Cosmetic outcomes for natal females who transition when they are older are not significantly impacted by waiting. The recent dramatic increase in teens and tweens coming out as trans without a prior history of significant prior dysphoria and/or nonconformity in childhood may be influenced by social contagion, especially among natal females. Psychologists have noted the potential for teen girls to engage in “co-rumination” about problems or concerns. According to a New York Times report, such co-rumination can “spin into a potentially contagious and unhealthy emotional angst.” It appears that a similar process may be going on in person as well as online friendships with teens exploring their gender identity.
We are seeing significant numbers of young people coming to identify as transgender after increased social media use and/or having members of their peer group self-identifying as trans. In recent years, there has been an unprecedented and unexplained rise in the number of natal females presenting as transgender. There is concern that identifying as transgender and transitioning by binding, taking hormones, or undergoing “top surgery” may be a the newest culturally mediated way that female adolescents are giving expression to and coping with the intense discomfort that most young women feel with their bodies.
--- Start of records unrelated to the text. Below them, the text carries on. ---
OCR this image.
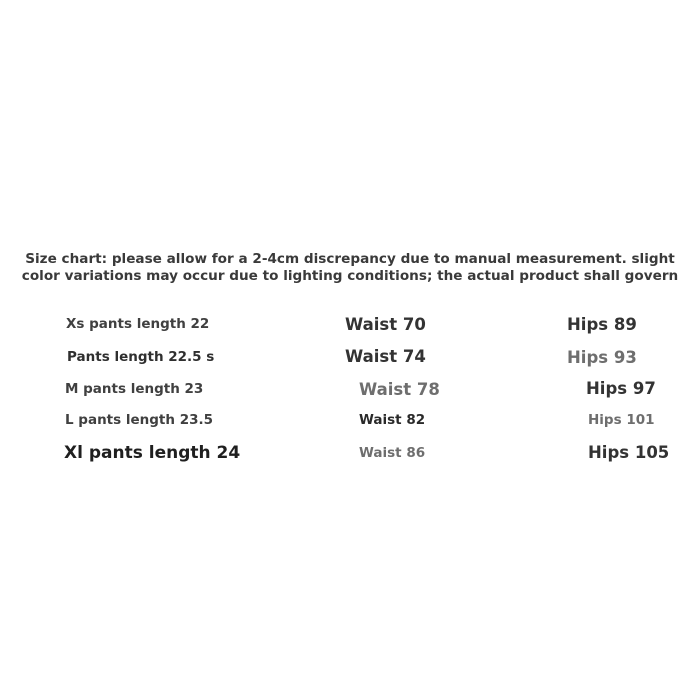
Size chart: please allow for a 2-4cm discrepancy due to manual measurement. slight
color variations may occur due to lighting conditions; the actual product shall govern
Xs pants length 22	Waist 70	Hips 89
Pants length 22.5 s	Waist 74	Hips 93
M pants length 23	Waist 78	Hips 97
L pants length 23.5	Waist 82	Hips 101
Xl pants length 24	Waist 86	Hips 105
The psychotherapeutic community has done a poor job of developing alternative treatments for gender dysphoria, but evidence suggests that there may be several effective approaches. Somatic therapies can lessen one’s discomfort in one’s body. Dialectical behavior therapy can teach affect regulation skills. Psychodynamic psychotherapy can explore the unconscious dynamics that underlie one’s feelings about one’s gender. Given the permanence of medical transition, the unknown nature of its long-term consequences for teens, and the possibility of a high incidence of regret, it is my belief that transition should be a last choice option after other treatments have been exhausted.
When choosing whether to let a teen transition, parents must make the difficult choice between possible psychological and social pain during adolescence, as opposed to potentially serious side effects of medical intervention and lifelong dependence on synthetic hormones. This is not an easy choice to weigh. If we decide to encourage them to wait until adulthood to transition, we may have to bear watching them experience pain. Each family must make their own decisions, and ought to receive support to make the choice that feels best to them based on their knowledge of their child.